Wang Sheng: Xiangyu, you are an algorithm expert. I'd like to directly ask: Is the Transformer destined to be the ultimate paradigm for AGI? Currently, there are also paradigms like RetNet and Mamba in the academic community. Do they have value?

Zhang Xiangyu: First, let me give a conclusion: The current model architectures are indeed becoming more stable, but we are probably on the verge of a major transformation.

My latest research conclusion is that today's Transformer is not sufficient to support our journey to the next stage, especially in the era of Agents.

Let me explain the first part. Indeed, most current architectures have converged to the Transformer. Although there are some minor improvements such as Linear Attention and Sparse Attention to improve efficiency, the fundamental modeling capabilities remain the same.

Moreover, we have discovered a significant side effect: the real challenge in long - text scenarios is not computational complexity, but the rapid decline of the model's "intelligence" as the text length increases.

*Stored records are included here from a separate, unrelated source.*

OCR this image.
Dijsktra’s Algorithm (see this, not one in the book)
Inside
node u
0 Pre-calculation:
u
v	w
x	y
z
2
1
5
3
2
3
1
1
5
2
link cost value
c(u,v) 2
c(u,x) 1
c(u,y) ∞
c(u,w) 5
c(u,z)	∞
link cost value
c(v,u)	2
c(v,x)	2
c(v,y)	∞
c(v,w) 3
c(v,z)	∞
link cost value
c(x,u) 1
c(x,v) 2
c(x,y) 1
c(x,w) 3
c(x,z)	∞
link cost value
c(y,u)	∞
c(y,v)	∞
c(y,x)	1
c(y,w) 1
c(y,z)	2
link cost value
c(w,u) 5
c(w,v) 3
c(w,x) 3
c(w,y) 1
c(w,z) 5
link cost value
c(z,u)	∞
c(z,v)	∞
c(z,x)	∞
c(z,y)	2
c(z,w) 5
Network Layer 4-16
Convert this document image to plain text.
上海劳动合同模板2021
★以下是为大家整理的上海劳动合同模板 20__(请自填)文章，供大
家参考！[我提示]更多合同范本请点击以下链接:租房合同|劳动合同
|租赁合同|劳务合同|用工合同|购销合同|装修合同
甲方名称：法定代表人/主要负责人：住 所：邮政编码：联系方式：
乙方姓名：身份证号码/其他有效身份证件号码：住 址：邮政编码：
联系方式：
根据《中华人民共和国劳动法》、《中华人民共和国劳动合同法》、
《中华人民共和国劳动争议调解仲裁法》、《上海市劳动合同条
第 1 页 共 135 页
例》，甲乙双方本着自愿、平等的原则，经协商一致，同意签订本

For general - purpose Agents, they should face an "infinite stream" world - the context is infinitely long, including all experiences from childhood to adulthood. However, today's Transformer, no matter how many tokens it claims to support, becomes almost unusable after reaching 80,000 - 120,000 tokens in my tests. Even GPT - 5 might be a bit better, but it will eventually degrade.

What's the underlying reason? The information flow in the Transformer is one - way.

All information can only flow from the (L - 1)th layer to the Lth layer. No matter how long the context is, the depth (L) of the model either doesn't increase or only increases slightly (for some latest architecture variants).

Imagine that human memory has a strong compression mechanism. Every word I say today is a function of all the information I've seen in the past. This complex function cannot be represented by a neural network with a fixed number of layers.

Wang Sheng: I understand what you mean. Have you completed this research?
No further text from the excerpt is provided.